Addressing the Agricultural Science Association conference in Waterford today, he said 15 new markets had opened to Irish food, predominantly Irish beef, in the past year.
“In my view our reputation as a food producer has actually been enhanced by those challenges in the early part of the year, rather than damaged. The proof of that is in the demand for Irish beef.”
Mr Coveney said he would be promoting the agri-food industry in the Gulf region next month while Taoiseach Enda Kenny will travel to Japan later this year “and we are working night and day to open that market to Irish beef which would be a huge new opportunity for our beef sector in terms of a premium export market”.
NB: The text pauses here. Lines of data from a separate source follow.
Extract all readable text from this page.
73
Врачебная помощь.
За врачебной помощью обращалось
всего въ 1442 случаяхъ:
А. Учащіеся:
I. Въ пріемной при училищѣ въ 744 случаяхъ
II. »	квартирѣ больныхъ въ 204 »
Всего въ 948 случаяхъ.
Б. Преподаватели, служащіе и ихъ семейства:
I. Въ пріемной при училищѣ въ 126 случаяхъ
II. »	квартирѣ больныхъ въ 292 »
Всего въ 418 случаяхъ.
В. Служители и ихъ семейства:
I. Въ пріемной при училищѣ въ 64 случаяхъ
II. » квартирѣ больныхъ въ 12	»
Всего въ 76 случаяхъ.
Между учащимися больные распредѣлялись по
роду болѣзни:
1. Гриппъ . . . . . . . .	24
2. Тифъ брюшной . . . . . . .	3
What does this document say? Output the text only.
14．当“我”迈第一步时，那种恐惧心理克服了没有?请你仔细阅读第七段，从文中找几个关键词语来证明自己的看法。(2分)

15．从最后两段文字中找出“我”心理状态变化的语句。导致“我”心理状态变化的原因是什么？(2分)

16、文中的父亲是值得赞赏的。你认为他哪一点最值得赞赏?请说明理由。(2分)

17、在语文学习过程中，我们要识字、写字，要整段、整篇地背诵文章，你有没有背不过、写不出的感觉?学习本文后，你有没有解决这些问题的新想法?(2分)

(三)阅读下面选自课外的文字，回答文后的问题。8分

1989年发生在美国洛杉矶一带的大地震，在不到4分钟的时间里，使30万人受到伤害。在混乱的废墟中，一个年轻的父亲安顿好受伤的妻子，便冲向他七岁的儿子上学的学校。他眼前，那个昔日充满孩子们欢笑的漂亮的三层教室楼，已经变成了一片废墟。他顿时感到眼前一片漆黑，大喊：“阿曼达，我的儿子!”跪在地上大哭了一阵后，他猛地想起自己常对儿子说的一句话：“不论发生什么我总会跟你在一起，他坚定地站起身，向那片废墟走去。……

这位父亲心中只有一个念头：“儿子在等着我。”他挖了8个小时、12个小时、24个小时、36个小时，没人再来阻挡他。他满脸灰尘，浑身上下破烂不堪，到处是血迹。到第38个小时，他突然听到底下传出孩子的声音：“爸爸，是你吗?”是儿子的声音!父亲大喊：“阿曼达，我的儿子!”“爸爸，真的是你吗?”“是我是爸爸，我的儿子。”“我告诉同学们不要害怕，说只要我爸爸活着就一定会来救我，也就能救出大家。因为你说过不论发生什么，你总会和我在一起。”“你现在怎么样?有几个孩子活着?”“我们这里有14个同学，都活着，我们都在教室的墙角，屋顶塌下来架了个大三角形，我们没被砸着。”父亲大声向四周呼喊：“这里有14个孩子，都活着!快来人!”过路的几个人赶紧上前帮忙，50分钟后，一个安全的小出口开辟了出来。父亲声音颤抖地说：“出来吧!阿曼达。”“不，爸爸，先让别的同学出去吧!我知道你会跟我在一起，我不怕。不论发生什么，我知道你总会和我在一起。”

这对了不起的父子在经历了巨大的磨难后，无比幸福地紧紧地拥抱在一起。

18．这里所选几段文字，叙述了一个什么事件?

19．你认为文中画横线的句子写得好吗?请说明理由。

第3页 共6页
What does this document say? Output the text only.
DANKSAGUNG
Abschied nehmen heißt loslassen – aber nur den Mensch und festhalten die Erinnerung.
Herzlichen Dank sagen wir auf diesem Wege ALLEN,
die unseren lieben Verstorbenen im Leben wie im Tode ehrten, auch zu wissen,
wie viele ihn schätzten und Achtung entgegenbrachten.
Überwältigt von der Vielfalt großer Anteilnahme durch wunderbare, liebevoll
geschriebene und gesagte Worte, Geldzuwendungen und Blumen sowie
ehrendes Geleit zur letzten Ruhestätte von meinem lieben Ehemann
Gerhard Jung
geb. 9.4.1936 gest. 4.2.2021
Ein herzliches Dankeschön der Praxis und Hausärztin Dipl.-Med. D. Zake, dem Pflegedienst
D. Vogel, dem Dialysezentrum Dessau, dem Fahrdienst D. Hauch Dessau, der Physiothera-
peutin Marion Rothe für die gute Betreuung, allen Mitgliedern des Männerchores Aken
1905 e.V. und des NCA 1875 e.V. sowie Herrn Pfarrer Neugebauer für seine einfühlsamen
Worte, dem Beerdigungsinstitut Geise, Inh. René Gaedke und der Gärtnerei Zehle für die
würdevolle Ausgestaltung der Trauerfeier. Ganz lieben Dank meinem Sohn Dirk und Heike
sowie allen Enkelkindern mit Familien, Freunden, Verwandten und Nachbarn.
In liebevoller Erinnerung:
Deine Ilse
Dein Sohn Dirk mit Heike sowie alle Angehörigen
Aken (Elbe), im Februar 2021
He said steady, but slow, progress was also being made in opening the US and China markets to Irish beef.
Some 300 agri-food industry figures are attending the Agricultural Science Association’s annual conference.
Matthew Johnson, European dairy analyst with Rabobank in Holland, told delegates that EU milk supply was expected to increase by 7-8 per cent between 2015 and 2020, following the abolition of milk quotas.
This would add 10 billion litres of milk to the EU output, or twice Ireland’s current output.
He said the pace of expansion in different countries will be dictated by the ability of farmers to produce milk cheaply from grass.
“Ireland is one of the very few areas in Europe where farmers can produce over nine tonnes of grass dry matter per hectare per annum. This puts Irish farmers at a distinct advantage in growing milk production,” he said.
Mr Johnson said the highest growth in dairy products would be in items such as infant formula, nutritional products and healthier variants of traditional products while cheese, butter and liquid milk would show the lowest growth.